The state's failure to reveal the decoy's identity effectively destroyed Goodwin's ability to establish that the decoy had not consented to wearing the bugging device. Since the admissibility of the evidence obtained by the state through the bugging device (which formed the basis of the state's case) is conditioned upon the consent of the decoy, the state's refusal to reveal the decoy's identity denied Goodwin access to testimony that could be essential to his defense. See Roviaro v. United States, 353 U. S. 53 (77 SC 623, 1 LE2d 639) (1957); Crosby v. State, supra; ABA Project on Minimum Standards for Criminal Justice, Standards Relating to Electronic Surveillance (Approved Draft, 1971); 2 Fla. St. U. L. Rev. 188 (1974).

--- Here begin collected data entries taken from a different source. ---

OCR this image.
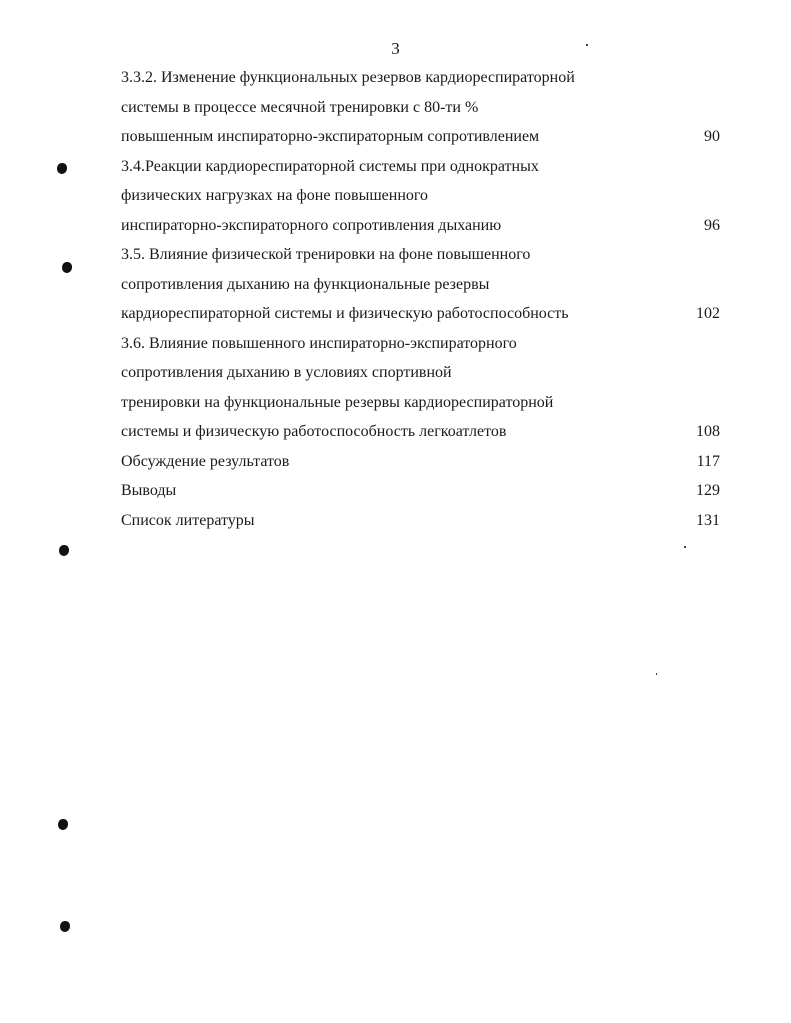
3
3.3.2. Изменение функциональных резервов кардиореспираторной
системы в процессе месячной тренировки с 80-ти %
повышенным инспираторно-экспираторным сопротивлением	90
3.4.Реакции кардиореспираторной системы при однократных
физических нагрузках на фоне повышенного
инспираторно-экспираторного сопротивления дыханию	96
3.5. Влияние физической тренировки на фоне повышенного
сопротивления дыханию на функциональные резервы
кардиореспираторной системы и физическую работоспособность	102
3.6. Влияние повышенного инспираторно-экспираторного
сопротивления дыханию в условиях спортивной
тренировки на функциональные резервы кардиореспираторной
системы и физическую работоспособность легкоатлетов	108
Обсуждение результатов	117
Выводы	129
Список литературы	131
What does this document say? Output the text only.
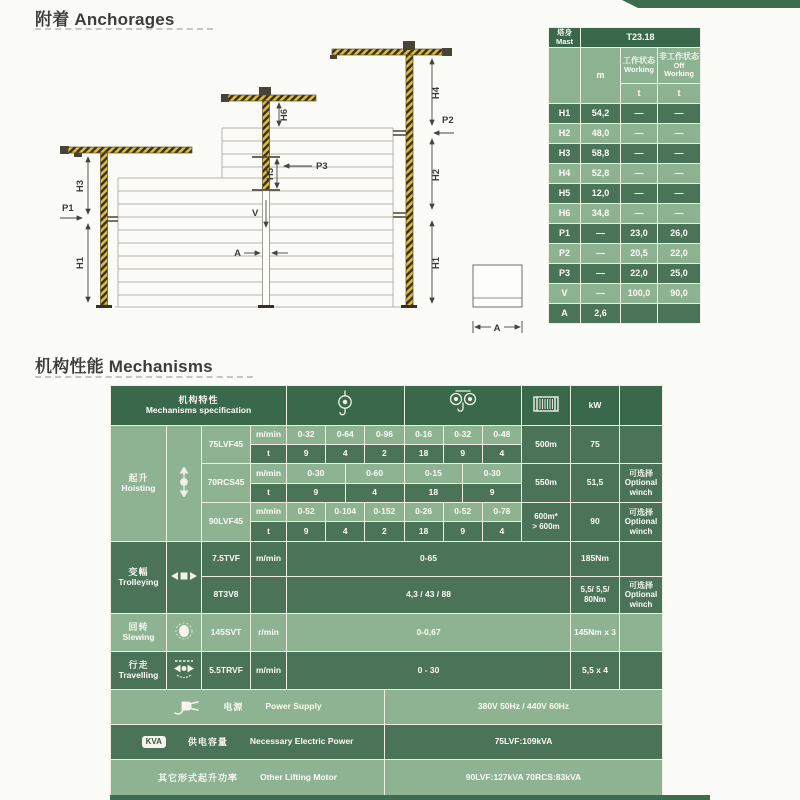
附着 Anchorages
H3
H1
P1
H6
H5
P3
V
A
H4
P2
H2
H1
A
塔身
Mast	T23.18		
	m	工作状态
Working	非工作状态 Off Working
		t	t
H1	54,2	—	—
H2	48,0	—	—
H3	58,8	—	—
H4	52,8	—	—
H5	12,0	—	—
H6	34,8	—	—
P1	—	23,0	26,0
P2	—	20,5	22,0
P3	—	22,0	25,0
V	—	100,0	90,0
A	2,6		
机构性能 Mechanisms
机构特性
Mechanisms specification														kW	
起升
Hoisting		75LVF45	m/min	0-32	0-64		0-96		0-16	0-32		0-48	500m	75	
			t	9	4		2		18	9		4			
		70RCS45	m/min	0-30		0-60			0-15		0-30		550m	51,5	可选择
Optional winch
			t	9		4			18		9				
		90LVF45	m/min	0-52	0-104		0-152		0-26	0-52		0-78	600m*
> 600m	90	可选择
Optional winch
			t	9	4		2		18	9		4			
变幅
Trolleying		7.5TVF	m/min	0-65										185Nm	
		8T3V8		4,3 / 43 / 88										5,5/ 5,5/ 80Nm	可选择
Optional winch
回转
Slewing		145SVT	r/min	0-0,67										145Nm x 3	
行走
Travelling		5.5TRVF	m/min	0 - 30										5,5 x 4	

电源 Power Supply								380V 50Hz / 440V 60Hz							

KVA 供电容量 Necessary Electric Power								75LVF:109kVA							

其它形式起升功率 Other Lifting Motor								90LVF:127kVA 70RCS:83kVA							
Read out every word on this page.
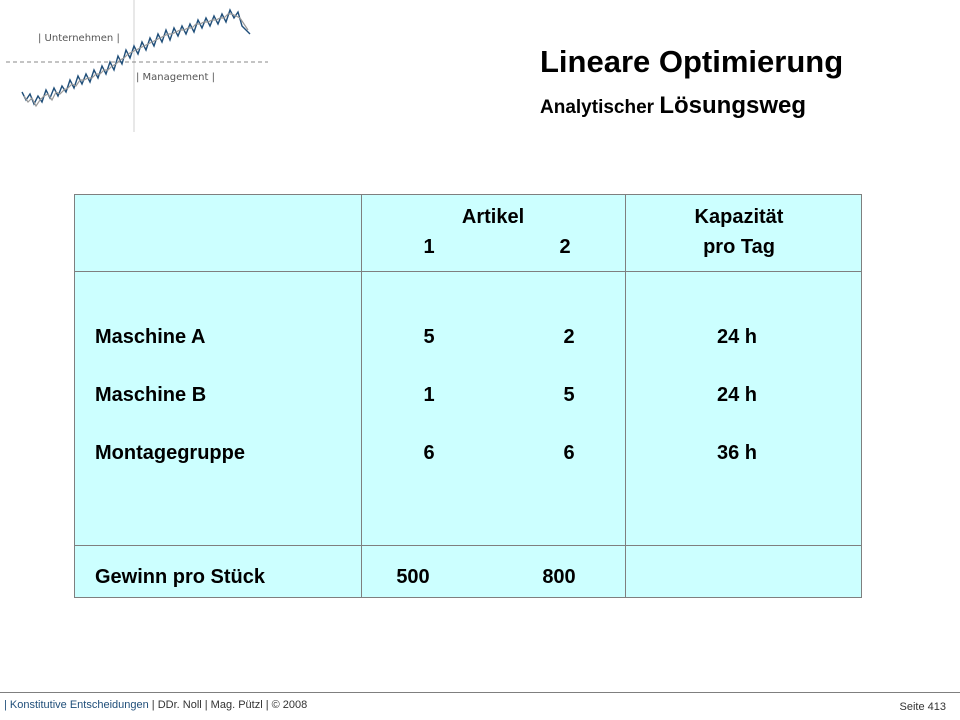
| Unternehmen |
| Management |	Lineare Optimierung
Analytischer Lösungsweg
Artikel
1	2
Kapazität
pro Tag
Maschine A	5	2	24 h
Maschine B	1	5	24 h
Montagegruppe	6	6	36 h
Gewinn pro Stück	500	800
| Konstitutive Entscheidungen | DDr. Noll | Mag. Pützl | © 2008	Seite 413
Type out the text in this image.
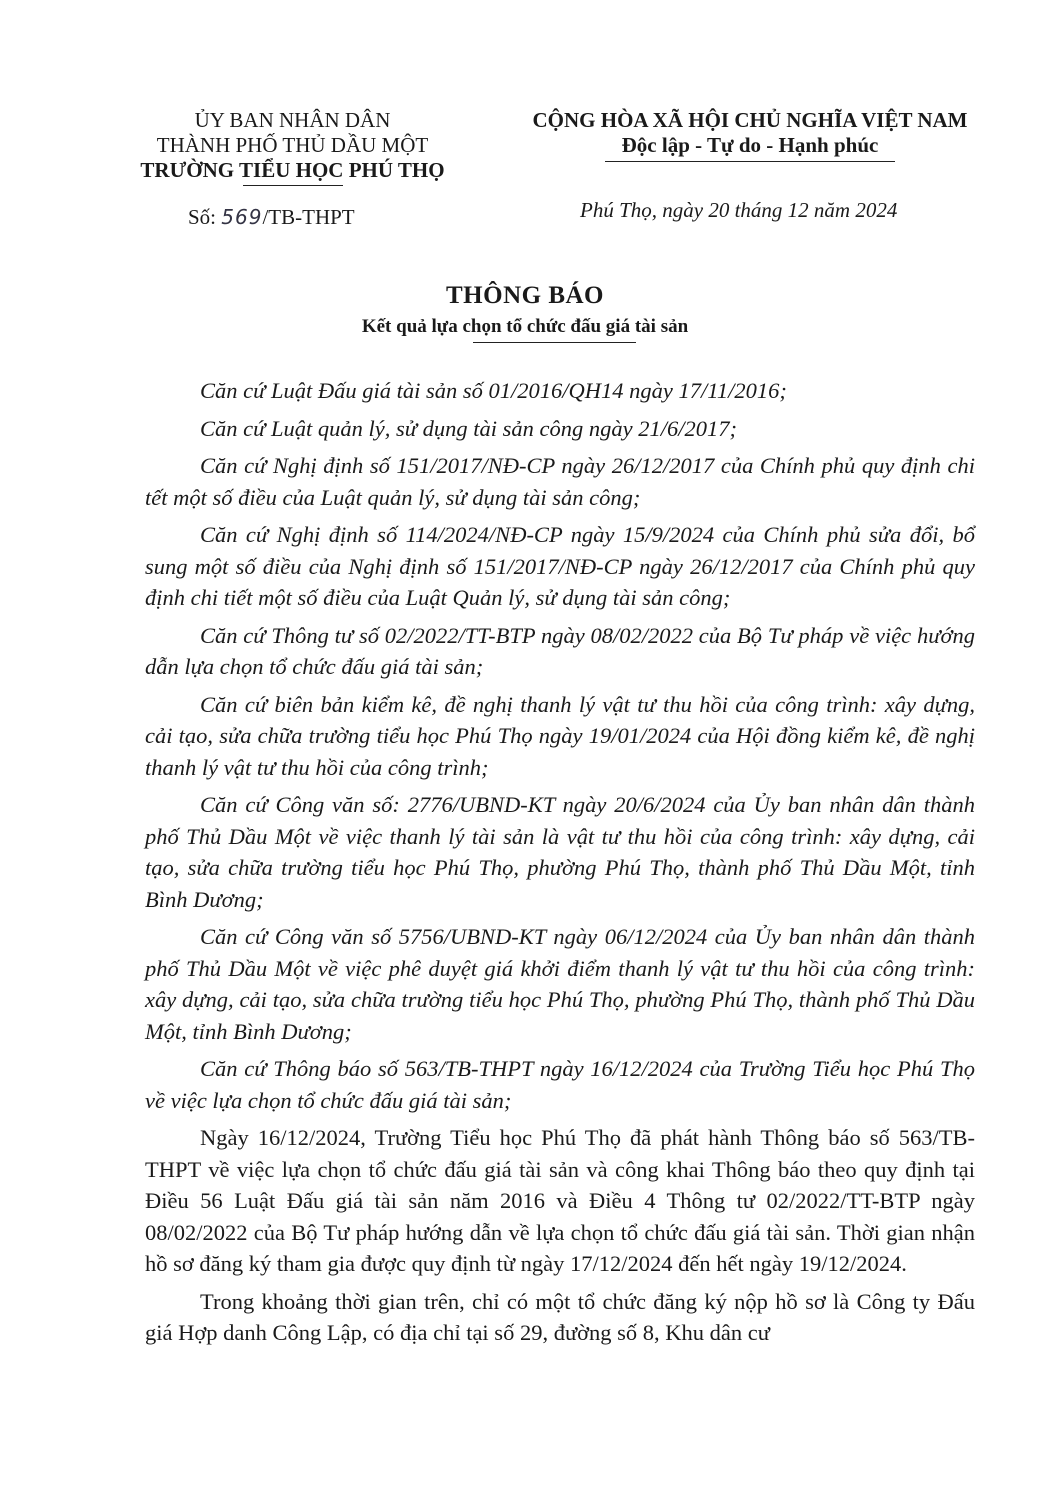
ỦY BAN NHÂN DÂN
THÀNH PHỐ THỦ DẦU MỘT
TRƯỜNG TIỂU HỌC PHÚ THỌ
CỘNG HÒA XÃ HỘI CHỦ NGHĨA VIỆT NAM
Độc lập - Tự do - Hạnh phúc
Số: 569/TB-THPT	Phú Thọ, ngày 20 tháng 12 năm 2024
THÔNG BÁO
Kết quả lựa chọn tổ chức đấu giá tài sản

Căn cứ Luật Đấu giá tài sản số 01/2016/QH14 ngày 17/11/2016;

Căn cứ Luật quản lý, sử dụng tài sản công ngày 21/6/2017;

Căn cứ Nghị định số 151/2017/NĐ-CP ngày 26/12/2017 của Chính phủ quy định chi tết một số điều của Luật quản lý, sử dụng tài sản công;

Căn cứ Nghị định số 114/2024/NĐ-CP ngày 15/9/2024 của Chính phủ sửa đổi, bổ sung một số điều của Nghị định số 151/2017/NĐ-CP ngày 26/12/2017 của Chính phủ quy định chi tiết một số điều của Luật Quản lý, sử dụng tài sản công;

Căn cứ Thông tư số 02/2022/TT-BTP ngày 08/02/2022 của Bộ Tư pháp về việc hướng dẫn lựa chọn tổ chức đấu giá tài sản;

Căn cứ biên bản kiểm kê, đề nghị thanh lý vật tư thu hồi của công trình: xây dựng, cải tạo, sửa chữa trường tiểu học Phú Thọ ngày 19/01/2024 của Hội đồng kiểm kê, đề nghị thanh lý vật tư thu hồi của công trình;

Căn cứ Công văn số: 2776/UBND-KT ngày 20/6/2024 của Ủy ban nhân dân thành phố Thủ Dầu Một về việc thanh lý tài sản là vật tư thu hồi của công trình: xây dựng, cải tạo, sửa chữa trường tiểu học Phú Thọ, phường Phú Thọ, thành phố Thủ Dầu Một, tỉnh Bình Dương;

Căn cứ Công văn số 5756/UBND-KT ngày 06/12/2024 của Ủy ban nhân dân thành phố Thủ Dầu Một về việc phê duyệt giá khởi điểm thanh lý vật tư thu hồi của công trình: xây dựng, cải tạo, sửa chữa trường tiểu học Phú Thọ, phường Phú Thọ, thành phố Thủ Dầu Một, tỉnh Bình Dương;

Căn cứ Thông báo số 563/TB-THPT ngày 16/12/2024 của Trường Tiểu học Phú Thọ về việc lựa chọn tổ chức đấu giá tài sản;

Ngày 16/12/2024, Trường Tiểu học Phú Thọ đã phát hành Thông báo số 563/TB-THPT về việc lựa chọn tổ chức đấu giá tài sản và công khai Thông báo theo quy định tại Điều 56 Luật Đấu giá tài sản năm 2016 và Điều 4 Thông tư 02/2022/TT-BTP ngày 08/02/2022 của Bộ Tư pháp hướng dẫn về lựa chọn tổ chức đấu giá tài sản. Thời gian nhận hồ sơ đăng ký tham gia được quy định từ ngày 17/12/2024 đến hết ngày 19/12/2024.

Trong khoảng thời gian trên, chỉ có một tổ chức đăng ký nộp hồ sơ là Công ty Đấu giá Hợp danh Công Lập, có địa chỉ tại số 29, đường số 8, Khu dân cư
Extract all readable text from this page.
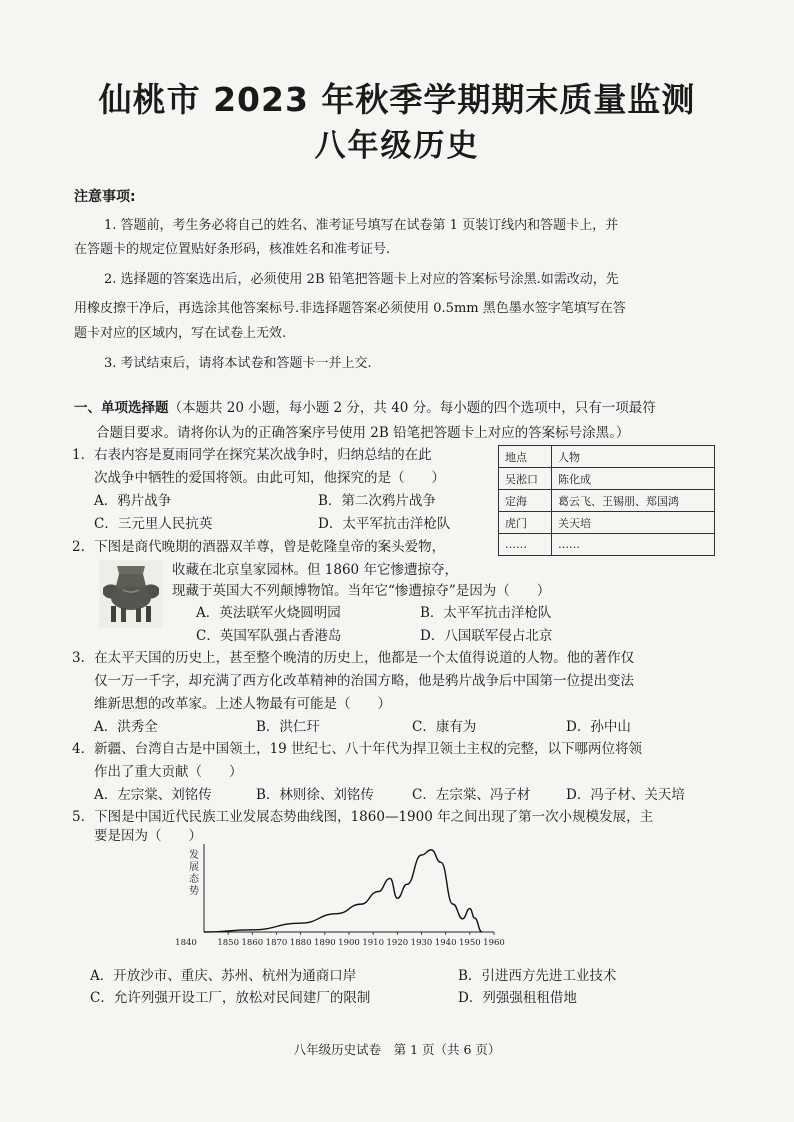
仙桃市 2023 年秋季学期期末质量监测
八年级历史
注意事项:
1. 答题前，考生务必将自己的姓名、准考证号填写在试卷第 1 页装订线内和答题卡上，并
在答题卡的规定位置贴好条形码，核准姓名和准考证号.
2. 选择题的答案选出后，必须使用 2B 铅笔把答题卡上对应的答案标号涂黑.如需改动，先
用橡皮擦干净后，再选涂其他答案标号.非选择题答案必须使用 0.5mm 黑色墨水签字笔填写在答
题卡对应的区域内，写在试卷上无效.
3. 考试结束后，请将本试卷和答题卡一并上交.
一、单项选择题（本题共 20 小题，每小题 2 分，共 40 分。每小题的四个选项中，只有一项最符
合题目要求。请将你认为的正确答案序号使用 2B 铅笔把答题卡上对应的答案标号涂黑。）
1．右表内容是夏雨同学在探究某次战争时，归纳总结的在此
次战争中牺牲的爱国将领。由此可知，他探究的是（　　）
A．鸦片战争	B．第二次鸦片战争
C．三元里人民抗英	D．太平军抗击洋枪队
地点	人物
吴淞口	陈化成
定海	葛云飞、王锡朋、郑国鸿
虎门	关天培
……	……
2．下图是商代晚期的酒器双羊尊，曾是乾隆皇帝的案头爱物，
收藏在北京皇家园林。但 1860 年它惨遭掠夺，
现藏于英国大不列颠博物馆。当年它“惨遭掠夺”是因为（　　）
A．英法联军火烧圆明园	B．太平军抗击洋枪队
C．英国军队强占香港岛	D．八国联军侵占北京
3．在太平天国的历史上，甚至整个晚清的历史上，他都是一个太值得说道的人物。他的著作仅
仅一万一千字，却充满了西方化改革精神的治国方略，他是鸦片战争后中国第一位提出变法
维新思想的改革家。上述人物最有可能是（　　）
A．洪秀全	B．洪仁玕	C．康有为	D．孙中山
4．新疆、台湾自古是中国领土，19 世纪七、八十年代为捍卫领土主权的完整，以下哪两位将领
作出了重大贡献（　　）
A．左宗棠、刘铭传	B．林则徐、刘铭传	C．左宗棠、冯子材	D．冯子材、关天培
5．下图是中国近代民族工业发展态势曲线图，1860—1900 年之间出现了第一次小规模发展，主
要是因为（　　）
发
展
态
势
1840 1850 1860 1870 1880 1890 1900 1910 1920 1930 1940 1950 1960
A．开放沙市、重庆、苏州、杭州为通商口岸	B．引进西方先进工业技术
C．允许列强开设工厂，放松对民间建厂的限制	D．列强强租租借地
八年级历史试卷　第 1 页（共 6 页）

Perhaps in our zeal to convict the guilty we overlook the fact that we are also making the law that will be applied to the innocent. In this case, the state could have easily complied with Goodwin's request for the decoy's identity. Was this too much for the state to do under the facts of this case? Can the court place its stamp of approval on the state's refusal to comply with Goodwin's request? I believe not.
I am authorized to state that Judge Shulman and Judge Carley join in this dissent.